Publication information
- Publication date: 1981–1999
- Main character: Professor Palmboom

Creative team
- Written by: Dick Briel
- Artist: Dick Briel

= Professor Palmboom =

Professor Palmboom (literally translated as Professor Palm Tree) is a comic album series written and drawn by Dutch artist Dick Briel. They are illustrated in the ligne claire style. Three albums and one book were released.

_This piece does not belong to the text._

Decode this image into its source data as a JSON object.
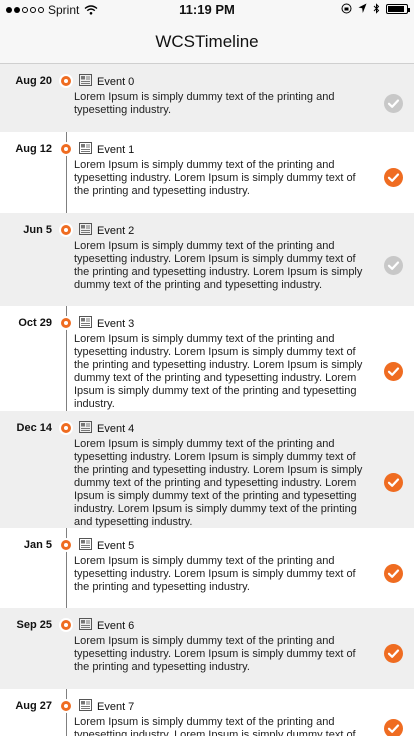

They follow the adventures of Professor Julius Palmboom.

== Background ==
The series is set in the Twentieth Century and follows the adventures of Professor Julius Palmboom and his friends as they investigate science fiction mysteries.

== List of titles ==

De roestgranaat

The following if a list of the three albums in the series (a fourth album named Ratcliffe Highway was planned, but was unfinished at the time of Dick Briel's death and therefore was never published):
1. Het Mysterie van de Tacho-plant (The Mystery of the Tacho Plant, 1981)
2. De Roestgranaat (The Rust Grenade, 1982), includes also Het leger van Phillpotts (Phillpotts' Army)
3. London Labyrinth (1999)

Other albums have also been released in the series:

Scenes from Victorian Times (1982)
Album Zero (2000) - contains four short stories (limited to 76 issues):
 De onvoltooide aria (The Unfinished Aria)
 De detective schrijver (The Detective Writer)
 De klok (The Clock)
 De hypnotiseur (The Hypnotist)

== Translations ==
While originally written and published in Dutch, the main three albums have also been translated into German (Carlsen Comics), French (Glénat), and Spanish (Juventud).